La Convention citoyenne pour le climat ? Prometteuse, mais « ces espoirs ont finalement été douchés ». La planification écologique ? Sans cesse repoussée, « dans une nouvelle course de lenteur, à rebours du volontarisme des annonces initiales ». L’annonce de 30 % d’aires marines protégées ? « De fait, il est aujourd’hui démontré que la proportion des eaux nationales réellement protégées, avec un impact effectif sur la biodiversité, ne s’élève qu’à 1,6 % (et seulement 0,04 % dans les eaux métropolitaines, d’après des données de 2021). »
« La liste des pressions insoutenables que l’humanité fait peser sur son environnement, en particulier sur l’océan qui occupe les trois quarts de la surface de notre planète, est longue : réchauffement climatique, acidification des océans, désoxygénation, aménagements littoraux et hauturiers, déchets plastiques, pollutions, exploitation des ressources minières ou vivantes (surpêche).«
Depuis plus de 50 ans, la communauté scientifique travaille à identifier et alerter la société sur les dangers que ces pressions font courir à l’humanité. Face à ces menaces, le gouvernement français rappelle le constat scientifique et engage des initiatives démocratiques inédites comme la mise en place de la convention citoyenne sur le climat. Mais force est de constater que la loi Climat et résilience n’est pas à la hauteur ni du défi à relever ni des engagements pris par le Président au regard des 149 propositions de mesures concrètes formulées par les citoyens.
Que faire face à l’inaction publique ?
La planification écologique, annoncée par Christophe Béchu en septembre 2023, à la demande du Haut Conseil pour le climat, n’a pas donné lieu à un réel changement de méthode, malgré le lancement de « COP territoriales« . Une course de lenteur, pour le collectif de chercheurs, qui enchaîne les « désillusions » et dénonce le contraste entre les annonces politiques et l’inaction climatique, qui ne fait qu’accentuer la défiance. Et c’est sans compter les « exemptions sans fin » ou la faiblesse des mesures prises pour lutter efficacement contre la pollution plastique.
Les auteurs appellent à prendre trois mesures fortes pour redresser la barre :
- renouer avec l’esprit de la Convention citoyenne pour le climat dans une loi Climat et Résilience 2 ;
- assurer aux aires marines protégées françaises un niveau élevé de protection ;
- intégrer les plastiques à la liste des entités dangereuses et œuvrer à un traité plastique ayant un réel impact.
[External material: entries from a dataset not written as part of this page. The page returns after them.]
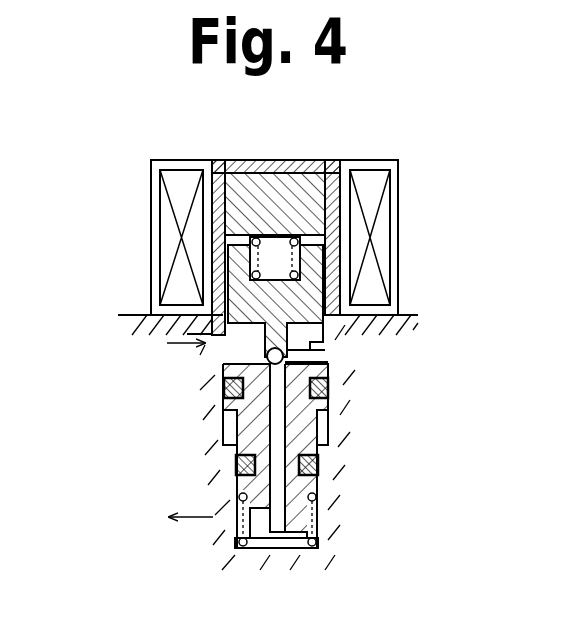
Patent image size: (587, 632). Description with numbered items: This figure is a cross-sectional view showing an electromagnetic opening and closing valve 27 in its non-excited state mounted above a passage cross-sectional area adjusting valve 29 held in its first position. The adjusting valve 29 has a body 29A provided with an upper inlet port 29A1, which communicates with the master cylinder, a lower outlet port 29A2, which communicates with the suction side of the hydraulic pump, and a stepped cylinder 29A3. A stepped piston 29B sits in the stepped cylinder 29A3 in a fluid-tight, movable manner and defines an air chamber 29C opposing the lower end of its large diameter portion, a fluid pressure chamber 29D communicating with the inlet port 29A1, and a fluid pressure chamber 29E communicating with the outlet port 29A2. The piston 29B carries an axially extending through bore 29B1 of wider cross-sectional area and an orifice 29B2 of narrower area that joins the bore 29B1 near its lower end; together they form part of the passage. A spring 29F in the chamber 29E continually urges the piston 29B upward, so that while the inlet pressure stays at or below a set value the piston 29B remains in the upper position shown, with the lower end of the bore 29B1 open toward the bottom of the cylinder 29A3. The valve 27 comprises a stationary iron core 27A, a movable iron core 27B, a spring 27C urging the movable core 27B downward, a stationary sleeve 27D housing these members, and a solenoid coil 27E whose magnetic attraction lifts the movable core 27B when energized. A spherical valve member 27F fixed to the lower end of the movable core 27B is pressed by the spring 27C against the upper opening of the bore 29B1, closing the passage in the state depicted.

The electromagnetic opening and closing valve 27 is at (135, 219).
The stationary iron core 27A is at (273, 188).
The movable iron core 27B is at (240, 287).
The spring 27C is at (298, 242).
The stationary sleeve 27D is at (230, 160).
The solenoid coil 27E is at (173, 192).
The valve member 27F is at (284, 357).
The passage cross-sectional area adjusting valve 29 is at (171, 465).
The body 29A is at (223, 482).
The inlet port 29A1 is at (203, 345).
The outlet port 29A2 is at (215, 522).
The stepped cylinder 29A3 is at (330, 432).
The stepped piston 29B is at (305, 522).
The through bore 29B1 is at (275, 528).
The orifice 29B2 is at (257, 530).
The air chamber 29C is at (227, 418).
The fluid pressure chamber 29D is at (313, 340).
The fluid pressure chamber 29E is at (313, 558).
The spring 29F is at (315, 502).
Un référendum pan-européen pour sauver le climat et la cohésion sociale ?
Peut-on encore gagner la bataille du climat ? Peut-on éviter le chaos ?
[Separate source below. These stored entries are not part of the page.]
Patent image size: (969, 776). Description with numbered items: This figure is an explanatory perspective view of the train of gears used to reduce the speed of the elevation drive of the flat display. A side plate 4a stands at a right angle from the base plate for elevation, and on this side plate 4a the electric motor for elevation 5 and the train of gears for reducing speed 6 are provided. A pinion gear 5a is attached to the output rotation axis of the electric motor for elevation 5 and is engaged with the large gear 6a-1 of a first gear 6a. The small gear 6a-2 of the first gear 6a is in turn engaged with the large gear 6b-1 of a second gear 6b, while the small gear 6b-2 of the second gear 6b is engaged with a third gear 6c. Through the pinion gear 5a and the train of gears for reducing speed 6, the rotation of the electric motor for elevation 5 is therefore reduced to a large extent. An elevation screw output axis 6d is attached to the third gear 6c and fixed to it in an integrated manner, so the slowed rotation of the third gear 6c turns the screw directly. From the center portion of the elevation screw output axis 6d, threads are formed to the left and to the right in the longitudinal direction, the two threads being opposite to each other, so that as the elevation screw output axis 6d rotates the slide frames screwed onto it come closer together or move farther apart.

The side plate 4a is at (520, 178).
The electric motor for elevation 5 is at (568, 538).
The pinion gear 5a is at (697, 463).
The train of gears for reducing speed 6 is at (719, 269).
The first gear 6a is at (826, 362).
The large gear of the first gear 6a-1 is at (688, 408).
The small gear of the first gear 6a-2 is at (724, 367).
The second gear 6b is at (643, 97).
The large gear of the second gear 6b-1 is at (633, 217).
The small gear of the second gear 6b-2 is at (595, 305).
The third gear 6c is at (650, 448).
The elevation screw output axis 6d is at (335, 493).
L’élu européen Pierre Larrouturou préconise, dans une tribune au « Monde », un électrochoc pour sauver le climat et la cohésion sociale. Il propose d’utiliser les élections du 9 juin pour changer radicalement nos politiques, tant au niveau européen qu’au niveau national. « Le nombre de catastrophes climatiques a triplé en trente ans et la concentration en CO₂ dans l’atmosphère augmente aujourd’hui trois fois plus vite que dans les années 1970.«
A l’occasion de la présentation de son plan pour « verdir » l’industrie, en mai 2023, Emmanuel Macron a appelé à une « pause » dans la réglementation européenne, afin de préserver les acteurs locaux soumis à la concurrence des pays moins-disants du point de vue écologique, comme la Chine.
« Faire une pause », comme l’a proposé Emmanuel Macron, serait « pure folie« . Au contraire, « il faut accélérer et se donner les moyens financiers de réussir une métamorphose rapide de notre modèle économique » propose Pierre Larrouturou.
Une banque du climat et de la biodiversité ?
Rapporteur général du budget de l’Union en 2021, il a pu expliquer aux décideurs européens le pacte finance-climat que Jean Jouzel, Anne Hessel et lui défendent depuis dix ans pour doter l’Europe d’une grande banque du climat et de la biodiversité. Une banque qui serait capable d’octroyer 300 milliards de prêts à taux zéro pour accélérer la transition écologique en Europe et dans les pays du Sud !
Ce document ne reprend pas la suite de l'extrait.